30 Aralık 2016

OLAF OLAFSSON: GECEYE YÜRÜMEK

Kitap adı: Geceye Yürümek (Can Yayınları)
Orijinal adı: Walking into the Night (Höll Minninganna)
Yazar: Olaf Olaffson
Çevirmen: Eda Girmen
İlk yayınladığı sene: 2001

Yayınevi: Anchor Books (2003)
Sayfa sayısı: 265
ISBN: 1-4000-3480-9







Olaf Olaffson ABD'de yaşayan İzlandalı bir yazar ve İzlanda edebiyatının en önde gelen yaşayan isimlerinden biri sayılıyor. Maalesef bizde sadece bir kitabı, "Geceye Yürümek" Türkçe'ye çevrilmiş, 2012'de yayınlanmış ve sahaflar dışında bu kitabı bulabilmek artık imkansız çünkü hiçbir kitabevinin stoğunda da kalmış değil.

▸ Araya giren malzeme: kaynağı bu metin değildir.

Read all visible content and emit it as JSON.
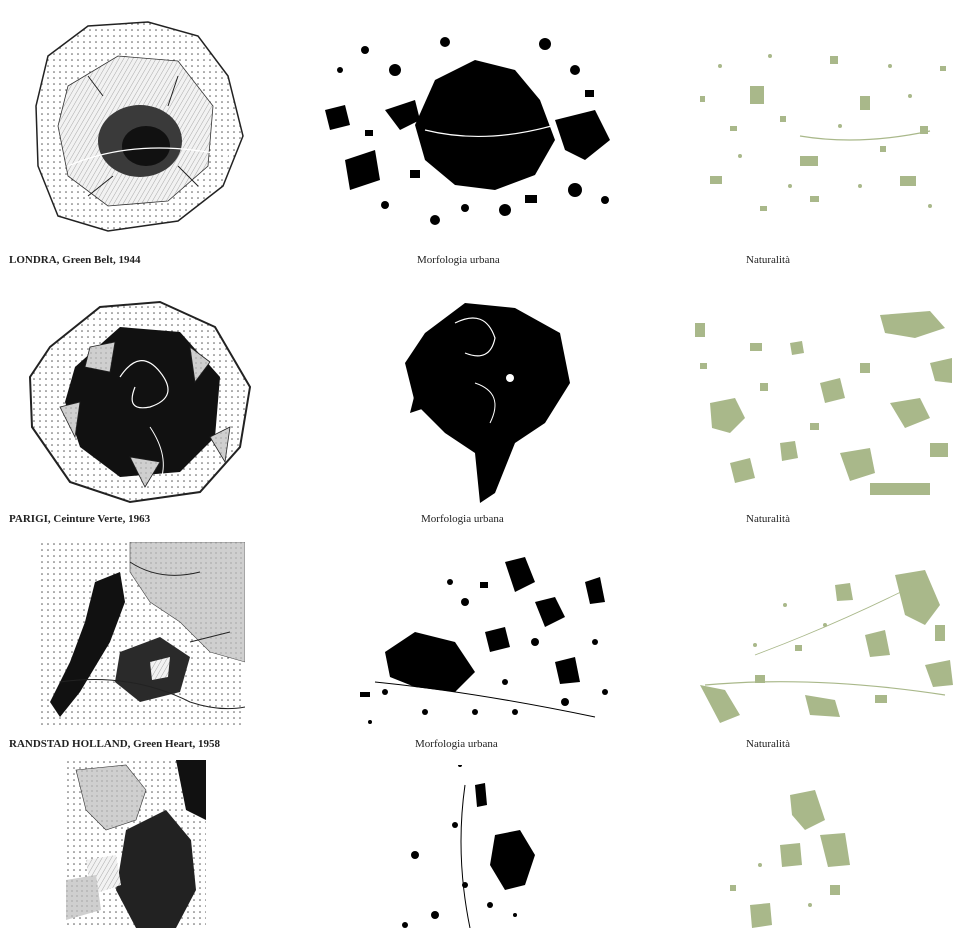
{
  "rows": [
    {
      "city": "LONDRA",
      "detail": ", Green Belt, 1944",
      "morph_label": "Morfologia urbana",
      "nat_label": "Naturalità"
    },
    {
      "city": "PARIGI",
      "detail": ", Ceinture Verte, 1963",
      "morph_label": "Morfologia urbana",
      "nat_label": "Naturalità"
    },
    {
      "city": "RANDSTAD HOLLAND",
      "detail": ", Green Heart, 1958",
      "morph_label": "Morfologia urbana",
      "nat_label": "Naturalità"
    },
    {
      "city": "",
      "detail": "",
      "morph_label": "",
      "nat_label": ""
    }
  ],
  "colors": {
    "urban": "#000000",
    "nature": "#a9b88a",
    "stipple": "#555555",
    "background": "#ffffff"
  }
}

Bu üzüntü verici duruma rağmen, 2016'daki son kitap tavsiyemi "Geceye Yürümek" ile yapmak istedim. Zira, Olaffson çok etkileyici bir üsluba sahip, zamandan, mekandan ve hatta seçtiği konunun ilginçliğinden bağımsız, okuru sürükleyen, içine alan bir tarzı var. Kitaplarının hiçbiri tekrar niteliğinde değil, ama buna rağmen, yazarın adını gizleseler, okuduğunuzda onun kaleminden çıktığını anlayacağınız kadar "nev-i şahsına münhasır" bir üslupla kağıda döküyor eserlerini: hep bir gizem ama ipuçlarıyla dolu ve tahmin edebildiğiniz ama tahmin edebiliyor olmaktan rahatsız olmadığınız bir gizem; hep bir zamanda ileri gidiş-geliş, hatta kimi kez kafa karıştırabilen ama yine de keyifli bir zaman yolculuğu ve hep bir gür iç ses, günlük konuşmaların arasında hiç eğreti durmayan...

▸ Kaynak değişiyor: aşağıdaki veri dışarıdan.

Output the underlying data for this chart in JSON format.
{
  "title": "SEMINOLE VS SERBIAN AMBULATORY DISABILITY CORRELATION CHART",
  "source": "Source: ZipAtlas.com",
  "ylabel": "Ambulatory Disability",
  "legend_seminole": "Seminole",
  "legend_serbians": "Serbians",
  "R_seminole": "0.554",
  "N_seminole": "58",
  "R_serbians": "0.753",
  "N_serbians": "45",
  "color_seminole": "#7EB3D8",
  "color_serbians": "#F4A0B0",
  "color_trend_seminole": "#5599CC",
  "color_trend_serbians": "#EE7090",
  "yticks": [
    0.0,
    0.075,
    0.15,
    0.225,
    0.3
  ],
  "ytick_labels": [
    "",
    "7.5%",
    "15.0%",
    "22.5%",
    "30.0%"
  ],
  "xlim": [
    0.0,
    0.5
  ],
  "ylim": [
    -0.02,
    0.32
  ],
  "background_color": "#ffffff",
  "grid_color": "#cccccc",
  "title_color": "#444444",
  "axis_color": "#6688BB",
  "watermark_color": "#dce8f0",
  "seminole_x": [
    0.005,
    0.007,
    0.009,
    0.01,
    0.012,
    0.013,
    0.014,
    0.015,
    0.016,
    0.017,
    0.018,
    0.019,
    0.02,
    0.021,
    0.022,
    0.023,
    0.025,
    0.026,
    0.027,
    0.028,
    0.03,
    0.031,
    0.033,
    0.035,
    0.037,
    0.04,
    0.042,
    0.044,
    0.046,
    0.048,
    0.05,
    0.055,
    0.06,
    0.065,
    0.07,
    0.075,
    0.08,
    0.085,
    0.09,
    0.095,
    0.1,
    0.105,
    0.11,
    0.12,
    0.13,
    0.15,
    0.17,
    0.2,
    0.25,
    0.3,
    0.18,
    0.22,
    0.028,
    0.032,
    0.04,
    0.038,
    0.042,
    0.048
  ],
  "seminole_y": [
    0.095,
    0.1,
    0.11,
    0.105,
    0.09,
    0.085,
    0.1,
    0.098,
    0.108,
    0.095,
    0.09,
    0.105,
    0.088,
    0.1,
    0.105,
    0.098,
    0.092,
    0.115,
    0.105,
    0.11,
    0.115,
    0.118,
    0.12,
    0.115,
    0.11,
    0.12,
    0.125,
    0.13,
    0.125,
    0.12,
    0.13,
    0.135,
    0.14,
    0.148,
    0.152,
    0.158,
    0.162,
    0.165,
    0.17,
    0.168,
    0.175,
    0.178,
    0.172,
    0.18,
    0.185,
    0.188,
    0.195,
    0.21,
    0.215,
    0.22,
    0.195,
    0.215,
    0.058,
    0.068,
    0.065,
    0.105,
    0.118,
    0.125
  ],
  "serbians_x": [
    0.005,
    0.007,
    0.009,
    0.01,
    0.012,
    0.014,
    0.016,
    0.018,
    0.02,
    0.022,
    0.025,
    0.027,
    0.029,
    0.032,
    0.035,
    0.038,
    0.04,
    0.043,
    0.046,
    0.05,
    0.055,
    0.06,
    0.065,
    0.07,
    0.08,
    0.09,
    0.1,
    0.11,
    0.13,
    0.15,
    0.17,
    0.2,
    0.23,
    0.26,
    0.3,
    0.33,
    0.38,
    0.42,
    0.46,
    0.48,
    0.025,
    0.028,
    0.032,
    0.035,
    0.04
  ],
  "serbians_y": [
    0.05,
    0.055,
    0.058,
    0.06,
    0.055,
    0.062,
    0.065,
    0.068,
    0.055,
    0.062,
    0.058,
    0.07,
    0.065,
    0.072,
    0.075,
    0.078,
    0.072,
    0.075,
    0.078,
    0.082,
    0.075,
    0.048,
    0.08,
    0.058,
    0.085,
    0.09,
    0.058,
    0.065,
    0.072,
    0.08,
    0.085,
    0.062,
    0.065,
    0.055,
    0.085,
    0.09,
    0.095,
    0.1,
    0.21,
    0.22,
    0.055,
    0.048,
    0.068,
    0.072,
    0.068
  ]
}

Geceye Yürümek de işte bu özelliklerin hepsini taşıyan bir roman. ABD'de 1929 ekonomik krizi öncesinde bir malikanede sadık, ketum ve kusursuz bir kahya olarak çalışan kahramanımız, aslında, kendi kendine bile itiraf edemediği bir şekilde, İzlanda'da bıraktığı geçmişinin izlerini kapatmaya çalışmaktadır. Ama gerçeklerin her zaman ortaya çıkmak gibi kötü bir alışkanlığı olması, onun bu çabalarını sonuçsuz kılacaktır ve romanın herbir satırı bize bunu hissettirmektedir.

İngilizce kitap tercihiniz varsa, bence Olaf Olafsson'un eserlerinin Türkçe'ye çevrilmesini beklemeyin, hemen edinin bu İzlandalının eserlerini... Çok beğeneceğiniz ve hatta bağlanacağınız yeni bir yazar tanımış olacaksınız....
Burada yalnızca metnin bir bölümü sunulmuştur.